Borg apparently wants us to believe firstly that there was not one but two Jesus' - the "pre-Easter" Jesus and the "post-Easter" Jesus (another basic doctrine of the Jesus Seminar). In fact he takes the claim so far that he ends the book by arguing that:
"Believing in Jesus does not mean believing in doctrines about him. Rather it means to give one's heart, one's self at its deepest level, to the post-Easter Jesus who is the living Lord, the side of God turned towards us, the face of God, the Lord who is also the Spirit."
But where is the justification for this argument? If the hypothetical "pre-Easter" Jesus was merely an ordinary human being, albeit a "wisdom teacher", why should the "post-Easter" Jesus be anything more than more of the same? Why would all four gospels spend so long talking about the so-called "pre-Easter" Jesus, and so give so little space to the alleged "post-Easter" Jesus? In fact we would need to ask how a mere wisdom teacher ever managed to rise from the dead at all?
By the way, if you think the last part of the quote sounds authentically Christian, I invite you to reconsider. Borg does NOT, so far as one can tell, accept the doctrine of the Trinity.
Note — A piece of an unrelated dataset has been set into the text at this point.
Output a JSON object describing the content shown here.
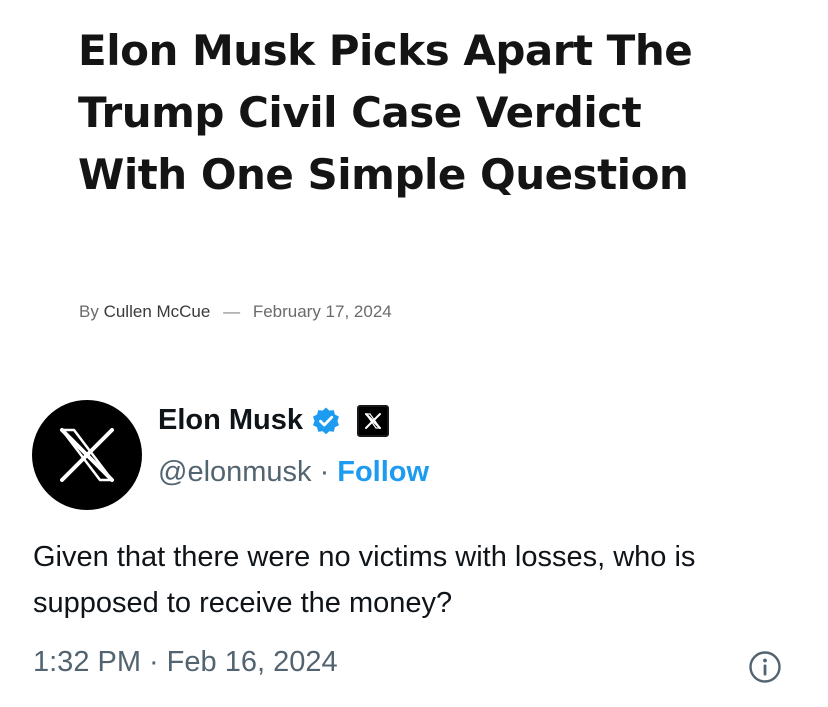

In fact he regularly confuses Jesus with what he calls "the Spirit of God" as though they were one and the same thing.
Indeed, it seems that what Borg wants us to believe in is far more incredible and unbelievable than the beliefs he is arguing against.
And the alleged "Jesus" whom he wants us to meet "again" is someone who never existed in the first place, except possibly in the minds of the members (some members?) of the Jesus Seminar.